広さはおよそ300平方メートル。安川電機、ファナック、ユニバーサルロボット、デンソー、エプソン、日本電産シンポ、三菱電機などのロボットが並べられており、ロボットメーカーは今後も増やす予定。近年では予兆保全や画像処理、検品などを用途として、いわゆるAI技術が使われ始めているが、それらへの対応も進める。
「スマラボ」の展示は大きく4つに分かれている。「物流」「自動車・機械」「IoT」「食品」だ。それぞれ簡単にご紹介する。なお、デモ内容はあくまで記者公開日のもので、今後変わっていくものと思われる。また、ロボットの動作は安全性を考慮して、いずれもかなり遅めに設定されていた。
(1)物流ゾーン
まず「物流」ゾーンでは、(1)MUJINのビジョンとコントローラーを使った、ティーチレスのデパレタイジング・パレタイジングのデモ(MUJINについては過去記事も参照)、(2)2つのカメラを使ってランダムに流れてくるワークの向きや高さを認識し、コンベアを止めずに搬送するデモ、(3)エクセルで簡単にプログラミングが可能で小型ながら積載で200kg、牽引で500kgを搬送できるトヨタL&FのAGVによる自動搬送デモの3種類が行われていた。(2)自動車・機械ゾーン
「自動車・機械」ゾーンは、従来の組立工程のロボット活用例だ。ここでは、(1)画像処理および2種類のロボットを1つのコントローラーで連携させて、治具(じぐ)上ではなく空中で部品を組み合わせるデモ、(2)ファナックの認識用3次元カメラと磁石を使ったエンドエフェクタを用いて、ティーチレスでばら積みピッキングを行うデモの2つが行われていた。(3)IoTゾーン
IoTゾーンでは、IoT化のイメージを持つためのスモールパッケージとして、レガシーな設備機械向けにワイヤーに巻きつけるだけの「信号横取りセンサー」を使った稼働監視や予知保全のアプリケーションのほか、振動センサー、6軸(加速度・ジャイロ)を使った予知保全のデモが実施されていた。稼働状況はタブレットで見ることもできる。また、カメラ、バーコードリーダー、搬送機、ロボットを1つのPCと共通通信規格の「ORiN」を使って制御している様子がデモされていた。IoTゾーンに置いている理由は、システム全体をクラウド上で仮想化してシミュレーションした上で、現場で組み付けることを想定しているため。

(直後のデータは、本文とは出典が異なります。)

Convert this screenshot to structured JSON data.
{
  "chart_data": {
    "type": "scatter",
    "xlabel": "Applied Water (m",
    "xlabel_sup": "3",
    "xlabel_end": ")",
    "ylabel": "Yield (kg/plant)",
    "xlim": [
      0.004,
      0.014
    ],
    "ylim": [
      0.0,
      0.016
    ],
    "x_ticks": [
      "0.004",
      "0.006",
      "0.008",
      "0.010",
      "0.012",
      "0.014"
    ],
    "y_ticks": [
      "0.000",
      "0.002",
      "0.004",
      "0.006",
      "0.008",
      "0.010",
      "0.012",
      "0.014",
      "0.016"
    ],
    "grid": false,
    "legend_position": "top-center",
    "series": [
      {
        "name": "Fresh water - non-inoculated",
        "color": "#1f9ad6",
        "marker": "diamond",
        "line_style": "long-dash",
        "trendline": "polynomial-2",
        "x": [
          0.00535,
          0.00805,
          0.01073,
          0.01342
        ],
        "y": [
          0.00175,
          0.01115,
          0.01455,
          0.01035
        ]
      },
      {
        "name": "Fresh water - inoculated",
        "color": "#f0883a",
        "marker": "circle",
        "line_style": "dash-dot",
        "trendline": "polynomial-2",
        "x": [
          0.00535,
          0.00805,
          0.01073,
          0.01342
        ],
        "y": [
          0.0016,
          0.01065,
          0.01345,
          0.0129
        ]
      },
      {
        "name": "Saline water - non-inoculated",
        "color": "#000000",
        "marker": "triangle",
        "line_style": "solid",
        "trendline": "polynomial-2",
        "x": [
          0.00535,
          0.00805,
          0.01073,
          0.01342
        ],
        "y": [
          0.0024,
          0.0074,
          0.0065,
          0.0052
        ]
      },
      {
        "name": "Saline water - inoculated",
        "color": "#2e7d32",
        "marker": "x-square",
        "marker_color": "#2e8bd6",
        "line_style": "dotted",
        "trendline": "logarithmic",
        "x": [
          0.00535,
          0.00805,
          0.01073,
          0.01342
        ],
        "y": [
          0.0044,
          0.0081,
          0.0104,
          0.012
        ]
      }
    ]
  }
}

IoTゾーンではもう1つ、化粧品業界をイメージした協働型ロボットのデモが行われており、こちらでは生産指示が数時間単位で変化する少量多品種の現場で、日本電算シンポ製の自走式台車上に乗せた手首カメラ付きアームロボットを活用する例が示された。
(4)食品ゾーン
食品ゾーンはスマラボの目玉の1つかもしれない。こちらでは弁当盛り付けロボットがハンドを食品に合わせて交換しながら、唐揚げや梅干しのダミーを盛り付ける様子がデモされた。国際ロボット展に出展されていたのと同じもので、3D画像センサーで食品の位置や種類を立体識別、さまざまな食品を盛り付けることができる。ハンド部には荷重センサーが付きいていて同時に計量も可能なため、たとえば、ひじきを定量だけ盛るといった作業にも対応できる。
衛生上、低温下での作業が必要な過酷な労働環境を改善できるロボットだという。なおオフィスエフエイコムは、2017年2月にコンビニのローソンを子会社にした三菱商事と、盛り付けロボットを共同開発中だ。
このほか、おにぎりを番重と呼ばれるトレイにまとめていく3台のロボットと、ばら積みされたレトルトパウチをピッキングして移載する2台のロボットのデモを見ることができた。施設内に固定された大型の専用機ではなく、移動可能なロボットを使うことで、中小の狭い食品工場でも活用できることをイメージしている。レーザーセンサーを使うことで人が近寄るとロボット動作を遅くするなど、安全性にも配慮している。